Rina Gagliardi, autorevole firma del «quotidiano comunista» "Il Manifesto", è indubbiamente una brillante analista politica oltre che scrittrice di polso, dalla prosa fruibile, scorrevole, godibilissima. Stavolta, però, nell'occuparsi del «polacco di Piazza del Gesù» si fa catturare dall'ovvio, dal luogo comune, dalla diceria. Afferma: «È così, con l'ascesa di Rocco Buttiglione alla testa del Partito Popolare, il cattolicesimo democratico italiano subisce una bruciante forse inattesa sconfitta... Di sicuro, la sua cultura politica è antitetica all'universo appunto cattolico-democristico, quello che, nel bene e nel male, si è identificato nei valori dello Stato post-fascista, del pluralismo politico, della laicità... Di sicuro con lui la chiesa thrionphans di Giovanni Paolo II conquista una nuova postazione e una insperata egemonia culturale». 
Si vede che la Gagliardi non ha mai parlato con Rocco Buttiglione, altrimenti sarebbe stata più cauta nel propinarci le sue inossidabili certezze. Nelle due occasioni in cui ci è capitato di incontrarlo questo affascinante, sorprendente, imprevedibile, rigorosissimo ragionatore ha infiorato le sue esposizioni con riferimenti costanti alla «cultura umanistica del movimento operaio». Altro che destra integralista e reazionaria!
La brava articolista de "Il Manifesto" poi, nel cavare dalla faretra un altro dardo, non si accorge -scherzi del settarismo- di rischiarne l'uso verso se stessa. Pensa, cioè, di utilizzare contro il novello Capo dei Popolari un suo brano espunto da alcune "riflessioni" del 1982 sulla "Laborem Excercens". Esso fa riferimento alla Chiesa polacca ma estensibile è, analogicamente, alla Chiesa in generale e, dunque, al Papato e alla sua dottrina sociale nella specifica e più avanzata versione wojtyliana. Vediamo: «È una chiesa che fa della causa dell'uomo la sua bandiera, quale che sia il modo di produzione, capitalista o socialista. Nella distruzione morale provocata dall'ateismo e dal fallimento del marxismo, alla Chiesa è toccato il compito di ricostruire l'ethos della classe operaia». Orbene, quando mai la «causa dell'uomo» è stata una causa di destra? Certo, il linguaggio, qui, è indiscutibilmente quello di un cattolico.
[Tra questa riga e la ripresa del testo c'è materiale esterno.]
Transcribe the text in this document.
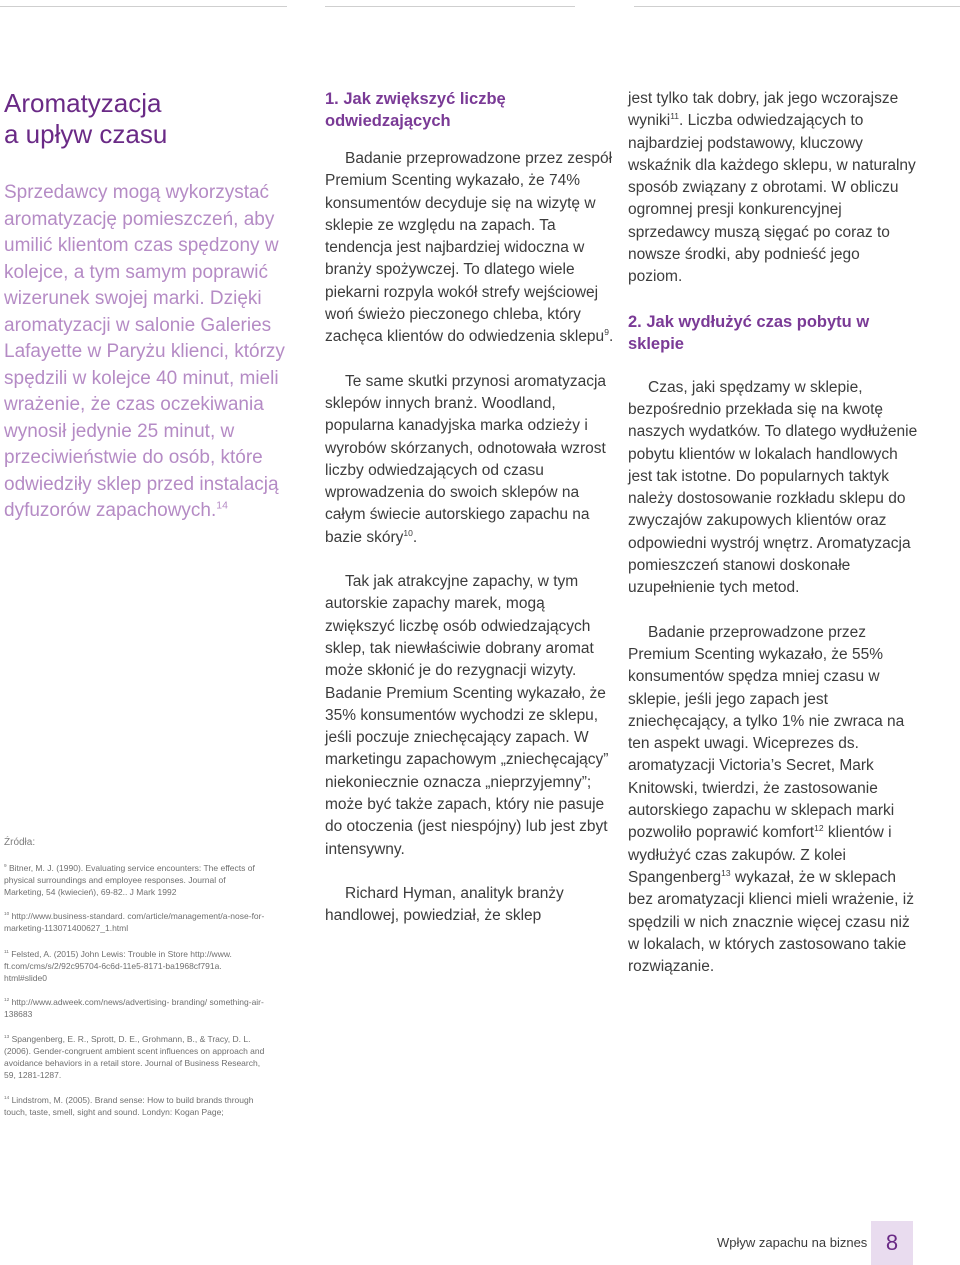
Aromatyzacja
a upływ czasu

Sprzedawcy mogą wykorzystać aromatyzację pomieszczeń, aby umilić klientom czas spędzony w kolejce, a tym samym poprawić wizerunek swojej marki. Dzięki aromatyzacji w salonie Galeries Lafayette w Paryżu klienci, którzy spędzili w kolejce 40 minut, mieli wrażenie, że czas oczekiwania wynosił jedynie 25 minut, w przeciwieństwie do osób, które odwiedziły sklep przed instalacją dyfuzorów zapachowych.$^{14}$

Źródła:

$^9$ Bitner, M. J. (1990). Evaluating service encounters: The effects of physical surroundings and employee responses. Journal of Marketing, 54 (kwiecień), 69-82.. J Mark 1992

$^{10}$ http://www.business-standard. com/article/management/a-nose-for- marketing-113071400627_1.html

$^{11}$ Felsted, A. (2015) John Lewis: Trouble in Store http://www. ft.com/cms/s/2/92c95704-6c6d-11e5-8171-ba1968cf791a. html#slide0

$^{12}$ http://www.adweek.com/news/advertising- branding/ something-air-138683

$^{13}$ Spangenberg, E. R., Sprott, D. E., Grohmann, B., & Tracy, D. L. (2006). Gender-congruent ambient scent influences on approach and avoidance behaviors in a retail store. Journal of Business Research, 59, 1281-1287.

$^{14}$ Lindstrom, M. (2005). Brand sense: How to build brands through touch, taste, smell, sight and sound. Londyn: Kogan Page;

1. Jak zwiększyć liczbę odwiedzających

Badanie przeprowadzone przez zespół Premium Scenting wykazało, że 74% konsumentów decyduje się na wizytę w sklepie ze względu na zapach. Ta tendencja jest najbardziej widoczna w branży spożywczej. To dlatego wiele piekarni rozpyla wokół strefy wejściowej woń świeżo pieczonego chleba, który zachęca klientów do odwiedzenia sklepu$^9$.

Te same skutki przynosi aromatyzacja sklepów innych branż. Woodland, popularna kanadyjska marka odzieży i wyrobów skórzanych, odnotowała wzrost liczby odwiedzających od czasu wprowadzenia do swoich sklepów na całym świecie autorskiego zapachu na bazie skóry$^{10}$.

Tak jak atrakcyjne zapachy, w tym autorskie zapachy marek, mogą zwiększyć liczbę osób odwiedzających sklep, tak niewłaściwie dobrany aromat może skłonić je do rezygnacji wizyty. Badanie Premium Scenting wykazało, że 35% konsumentów wychodzi ze sklepu, jeśli poczuje zniechęcający zapach. W marketingu zapachowym „zniechęcający” niekoniecznie oznacza „nieprzyjemny”; może być także zapach, który nie pasuje do otoczenia (jest niespójny) lub jest zbyt intensywny.

Richard Hyman, analityk branży handlowej, powiedział, że sklep

jest tylko tak dobry, jak jego wczorajsze wyniki$^{11}$. Liczba odwiedzających to najbardziej podstawowy, kluczowy wskaźnik dla każdego sklepu, w naturalny sposób związany z obrotami. W obliczu ogromnej presji konkurencyjnej sprzedawcy muszą sięgać po coraz to nowsze środki, aby podnieść jego poziom.

2. Jak wydłużyć czas pobytu w sklepie

Czas, jaki spędzamy w sklepie, bezpośrednio przekłada się na kwotę naszych wydatków. To dlatego wydłużenie pobytu klientów w lokalach handlowych jest tak istotne. Do popularnych taktyk należy dostosowanie rozkładu sklepu do zwyczajów zakupowych klientów oraz odpowiedni wystrój wnętrz. Aromatyzacja pomieszczeń stanowi doskonałe uzupełnienie tych metod.

Badanie przeprowadzone przez Premium Scenting wykazało, że 55% konsumentów spędza mniej czasu w sklepie, jeśli jego zapach jest zniechęcający, a tylko 1% nie zwraca na ten aspekt uwagi. Wiceprezes ds. aromatyzacji Victoria’s Secret, Mark Knitowski, twierdzi, że zastosowanie autorskiego zapachu w sklepach marki pozwoliło poprawić komfort$^{12}$ klientów i wydłużyć czas zakupów. Z kolei Spangenberg$^{13}$ wykazał, że w sklepach bez aromatyzacji klienci mieli wrażenie, iż spędzili w nich znacznie więcej czasu niż w lokalach, w których zastosowano takie rozwiązanie.

Wpływ zapachu na biznes 8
E come potrebbe essere diversamente? Personalmente, non riteniamo che il marxismo sia completamente inutilizzabile nella battaglia per fare avanzare la classe nella società e nello Stato; nella lotta per la costruzione del socialismo. Il che non toglie, tuttavia, che fior di seguitissimi e ascoltatissimi teorici della Sinistra assicurino che il pensiero di Marx, il «dio che è fallito», ha fatto naufragio. E non soltanto nelle secche delle sedicenti «democrazie popolari».
Più che mai spericolata e prevenuta, la Gagliardi va avanti a testa bassa. Così: «E le sue battaglie che da domani si concentreranno nello spostare il più a destra possibile il partito cattolico, negli anni passati avevano il respiro di solenni polemiche antignostiche e antipelagiche, contro i settori d'Oltretevere troppo aperti al dialogo con il mondo contemporaneo e con la sinistra».
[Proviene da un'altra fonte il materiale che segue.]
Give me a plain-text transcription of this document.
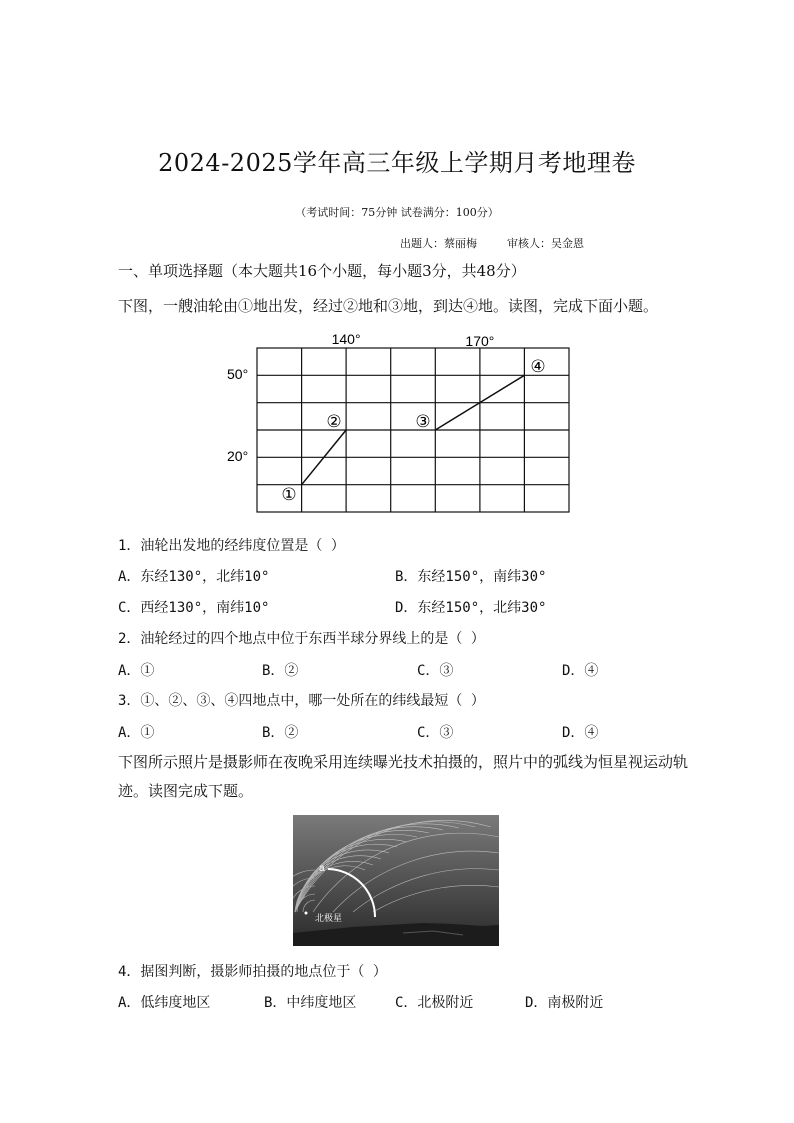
2024-2025学年高三年级上学期月考地理卷
（考试时间：75分钟 试卷满分：100分）
出题人：蔡丽梅	审核人：吴金恩
一、单项选择题（本大题共16个小题，每小题3分，共48分）
下图，一艘油轮由①地出发，经过②地和③地，到达④地。读图，完成下面小题。
140°	170°
50°
20°
①
②	③
④
1．油轮出发地的经纬度位置是（ ）
A．东经130°，北纬10°	B．东经150°，南纬30°
C．西经130°，南纬10°	D．东经150°，北纬30°
2．油轮经过的四个地点中位于东西半球分界线上的是（ ）
A．①	B．②	C．③	D．④
3．①、②、③、④四地点中，哪一处所在的纬线最短（ ）
A．①	B．②	C．③	D．④
下图所示照片是摄影师在夜晚采用连续曝光技术拍摄的，照片中的弧线为恒星视运动轨迹。读图完成下题。
a
北极星
4．据图判断，摄影师拍摄的地点位于（ ）
A．低纬度地区	B．中纬度地区	C．北极附近	D．南极附近
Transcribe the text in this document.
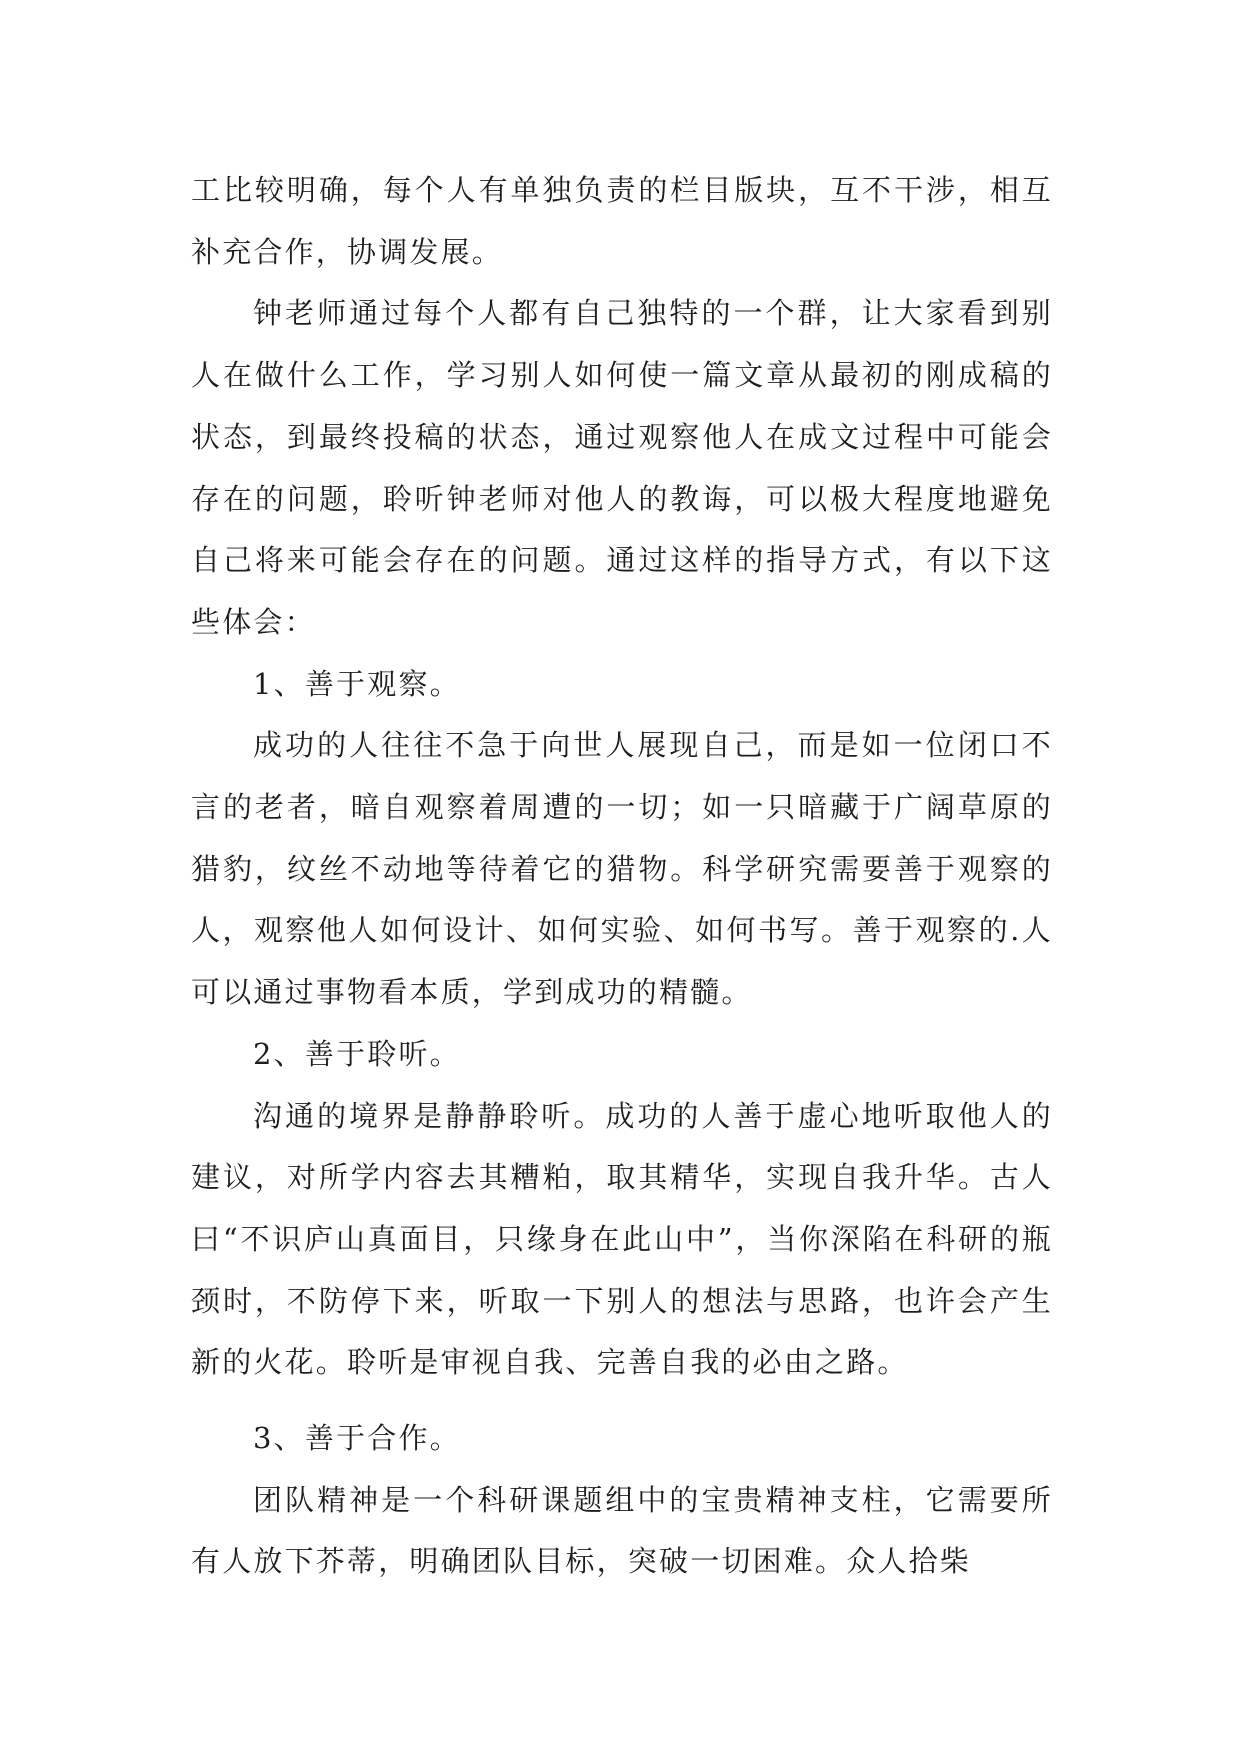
工比较明确，每个人有单独负责的栏目版块，互不干涉，相互补充合作，协调发展。

钟老师通过每个人都有自己独特的一个群，让大家看到别人在做什么工作，学习别人如何使一篇文章从最初的刚成稿的状态，到最终投稿的状态，通过观察他人在成文过程中可能会存在的问题，聆听钟老师对他人的教诲，可以极大程度地避免自己将来可能会存在的问题。通过这样的指导方式，有以下这些体会：

1、善于观察。

成功的人往往不急于向世人展现自己，而是如一位闭口不言的老者，暗自观察着周遭的一切；如一只暗藏于广阔草原的猎豹，纹丝不动地等待着它的猎物。科学研究需要善于观察的人，观察他人如何设计、如何实验、如何书写。善于观察的.人可以通过事物看本质，学到成功的精髓。

2、善于聆听。

沟通的境界是静静聆听。成功的人善于虚心地听取他人的建议，对所学内容去其糟粕，取其精华，实现自我升华。古人曰“不识庐山真面目，只缘身在此山中”，当你深陷在科研的瓶颈时，不防停下来，听取一下别人的想法与思路，也许会产生新的火花。聆听是审视自我、完善自我的必由之路。

3、善于合作。

团队精神是一个科研课题组中的宝贵精神支柱，它需要所有人放下芥蒂，明确团队目标，突破一切困难。众人拾柴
No, decisamente a Rina Gagliardi il ruolo di Cassandra non si addice né punto né poco. Insomma come si fa a definire di destra un leader che appena eletto si fa in quattro per evitare che la sinistra ufficiale, sconfitta nell'urna congressuale, mantenga intatte le posizioni di grande rilievo e prestigio quali la presidenza dei gruppi parlamentari e ne acquisti altre come la presidenza del Consiglio Nazionale e la vicesegreteria? Il tutto in un quadro di accordo unitario, comprensivo, ovviamente, della linea politica, che pertanto non può essere di destra, comunque, corriva con le destre al potere?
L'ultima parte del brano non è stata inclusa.